# Phoenix route size and more



## AdamBennett (Jun 24, 2016)

So anyone have any idea what's going on with Phoenix and their increasing routes to 60 to 70 packages? for the last week, two shifts a day, every single shift has been about 60 to 70 packages and now they're telling us that we must fill up our cars all the way to the roof blocking our rear-view mirror and back windows in order to be allowed to leave seems unsafe to me.


----------



## Shangsta (Aug 15, 2016)

Some on here claim they refuse packages when their car gets that full. I suppose the success of doing such varies depending on where you drive.


----------



## smallbrownghost (Apr 20, 2016)

Yeah, I refused packages the other day because they gave me almost 70, with four being gigantic when I drive a Prius. You're an independent contractor. If you show up for your shift and take a reasonable amount of packages, you should be fine.


----------



## gaj (Nov 11, 2014)

See my previous post, make sure that you are only taking packages that are on your assigned route. It looks like Phoenix has been slipping in extra packages not on the printed routes lately (some obviously mistakes, maybe some not?)
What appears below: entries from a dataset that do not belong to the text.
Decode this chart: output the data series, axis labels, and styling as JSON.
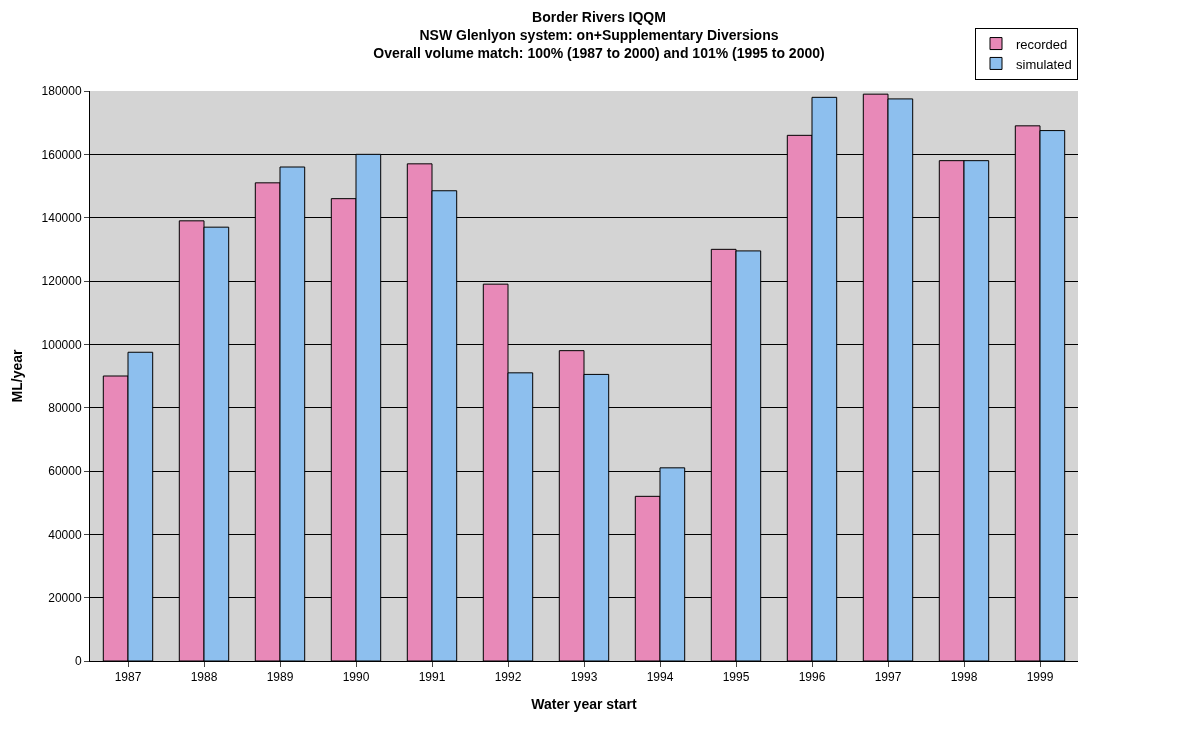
{
  "chart_data": {
    "type": "bar",
    "title": "Border Rivers IQQM\nNSW Glenlyon system: on+Supplementary Diversions\nOverall volume match: 100% (1987 to 2000) and 101% (1995 to 2000)",
    "xlabel": "Water year start",
    "ylabel": "ML/year",
    "categories": [
      "1987",
      "1988",
      "1989",
      "1990",
      "1991",
      "1992",
      "1993",
      "1994",
      "1995",
      "1996",
      "1997",
      "1998",
      "1999"
    ],
    "series": [
      {
        "name": "recorded",
        "color": "#e889b8",
        "values": [
          90000,
          139000,
          151000,
          146000,
          157000,
          119000,
          98000,
          52000,
          130000,
          166000,
          179000,
          158000,
          169000
        ]
      },
      {
        "name": "simulated",
        "color": "#8dbfee",
        "values": [
          97500,
          137000,
          156000,
          160000,
          148500,
          91000,
          90500,
          61000,
          129500,
          178000,
          177500,
          158000,
          167500
        ]
      }
    ],
    "ylim": [
      0,
      180000
    ],
    "yticks": [
      0,
      20000,
      40000,
      60000,
      80000,
      100000,
      120000,
      140000,
      160000,
      180000
    ],
    "grid": "y",
    "legend": "top right"
  }
}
Also, I have seen people in Phoenix not take large packages when their car is full... just give back the ones you cannot fit.

g


----------



## AdamBennett (Jun 24, 2016)

Ya i do leave when i get full but should we be allowing them to force us to block our rear window and 2 side rear windows? I dont have blindspot mirrors so seems a tad unsafe and im sure amazon corporate wouldn't want that liability?


----------



## Sweitzeram (Mar 26, 2016)

I have done well over 50 blocks in Phoenix and 3 so far this week.. I have never had close to that many packages.. The most I remember was when I had an area in Ahwatukee and had just over 50.. Usually they are around 40 and this week I had one with only 15 (all the the same apartment complex) and another with 26. Luck of the draw I guess.


----------



## AdamBennett (Jun 24, 2016)

Oh I should make myself more clear I'm actually talking tolleson warehouse


----------



## gaj (Nov 11, 2014)

I have been in the 50-60 range the past few weeks out of Sky Harbor (DPX1) Phoenix. Used to be 40ish a month or two ago. Had 66 today.
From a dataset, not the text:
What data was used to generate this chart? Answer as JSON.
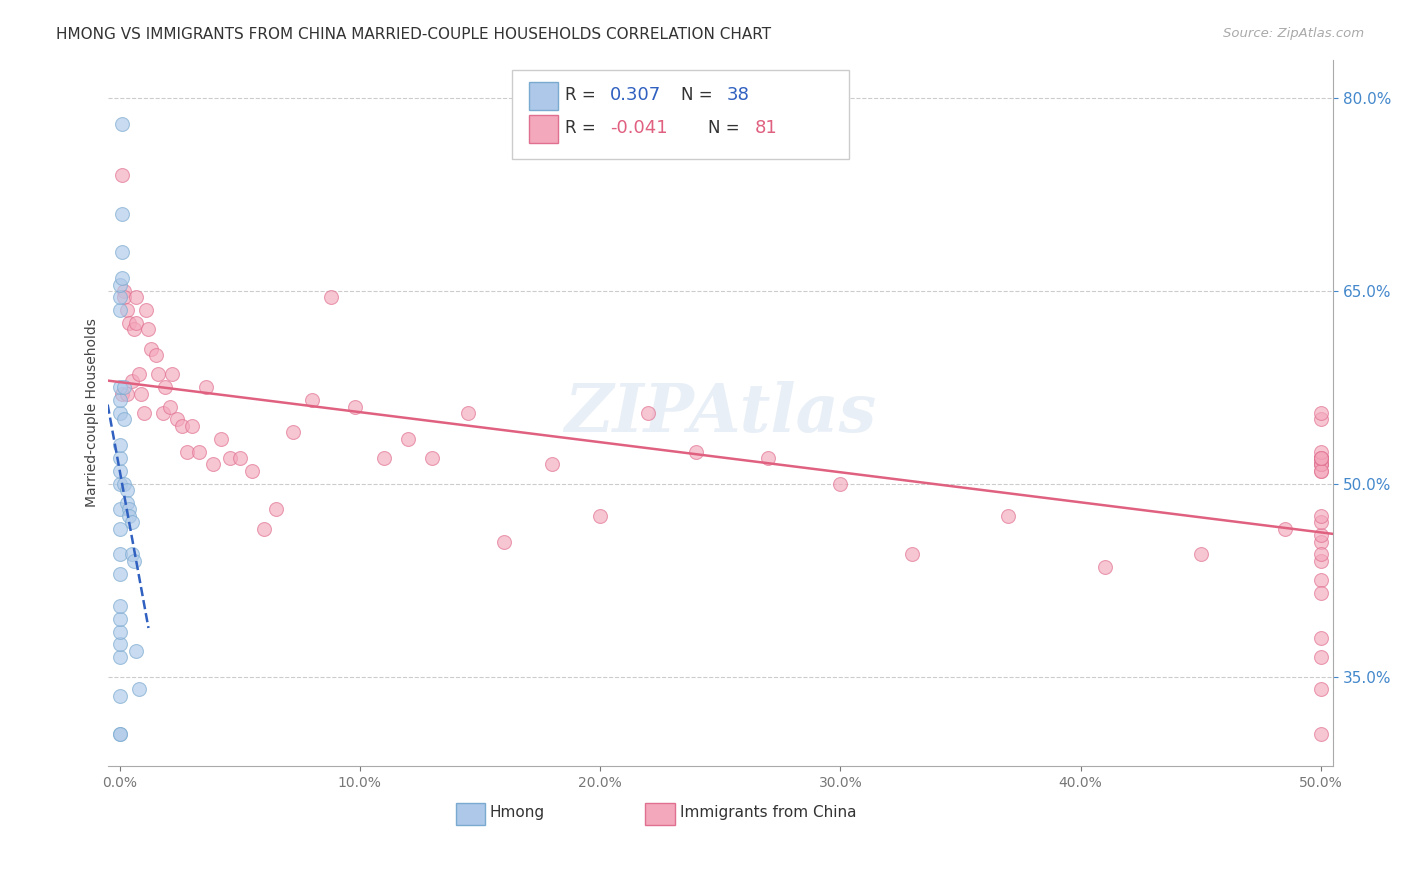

Sweitzeram- Which warehouse and time blocks are you getting these small number of packages?

The only time I got a small number of pacakages (25) it was a 4pm block last week that only paid 3 hours 

g


----------



## Shangsta (Aug 15, 2016)

AdamBennett said:


> Ya i do leave when i get full but should we be allowing them to force us to block our rear window and 2 side rear windows? I dont have blindspot mirrors so seems a tad unsafe and im sure amazon corporate wouldn't want that liability?


Explain that to them once you fill it to the rear view mirror, the warehouse people aren't going to make you drive dangerously like that. You just have to speak up.


----------



## AdamBennett (Jun 24, 2016)

Shangsta said:


> Explain that to them once you fill it to the rear view mirror, the warehouse people aren't going to make you drive dangerously like that. You just have to speak up.


Ya i tried exactly that and the manager came out to me and said you can goto the ceiling you have side mirrors and i beleive your prius has a backup cam (which it doesnt) and made me fill to the roof anyways


----------



## Shangsta (Aug 15, 2016)

AdamBennett said:


> Ya i tried exactly that and the manager came out to me and said you can goto the ceiling you have side mirrors and i beleive your prius has a backup cam (which it doesnt) and made me fill to the roof anyways


Yup there are some managers who try to be tough guys but stand your ground trust me. Until he offers to take the packages back and have you forfeit your block you have nothing to lose.


----------



## Sweitzeram (Mar 26, 2016)

gaj said:


> I have been in the 50-60 range the past few weeks out of Sky Harbor (DPX1) Phoenix. Used to be 40ish a month or two ago. Had 66 today.
> 
> Sweitzeram- Which warehouse and time blocks are you getting these small number of packages?
> 
> ...


I am also at DPX1.. Today I had 47. I have noticed that the later the block I get the less likely I am to get a smaller load. I usually end up with a 10am block.


----------



## Lov3ly (Apr 25, 2017)

I am at the Tolleson location (PHX8). I have had almost 50 packages at one time. I got the 0830 slot and I don't see alot of boxes. Nice routes. The 1030 block which I have today I usually get larger loads. My partner had a run the other day and she said they gave her almost 50 too. She said her phone started tripping bc it was too hot and she lost all her scans. She started complaining and the girl took half her load away for her. I heard it just depends who is out there. I don't see blue vest. If they suppose to have it on, I don't see them with it. I see alot of yellow or orange tho...


----------



## oicu812 (Aug 29, 2016)

There is no laws in most states that your rearview mirror can't be obstructed. Side mirrors are different.


----------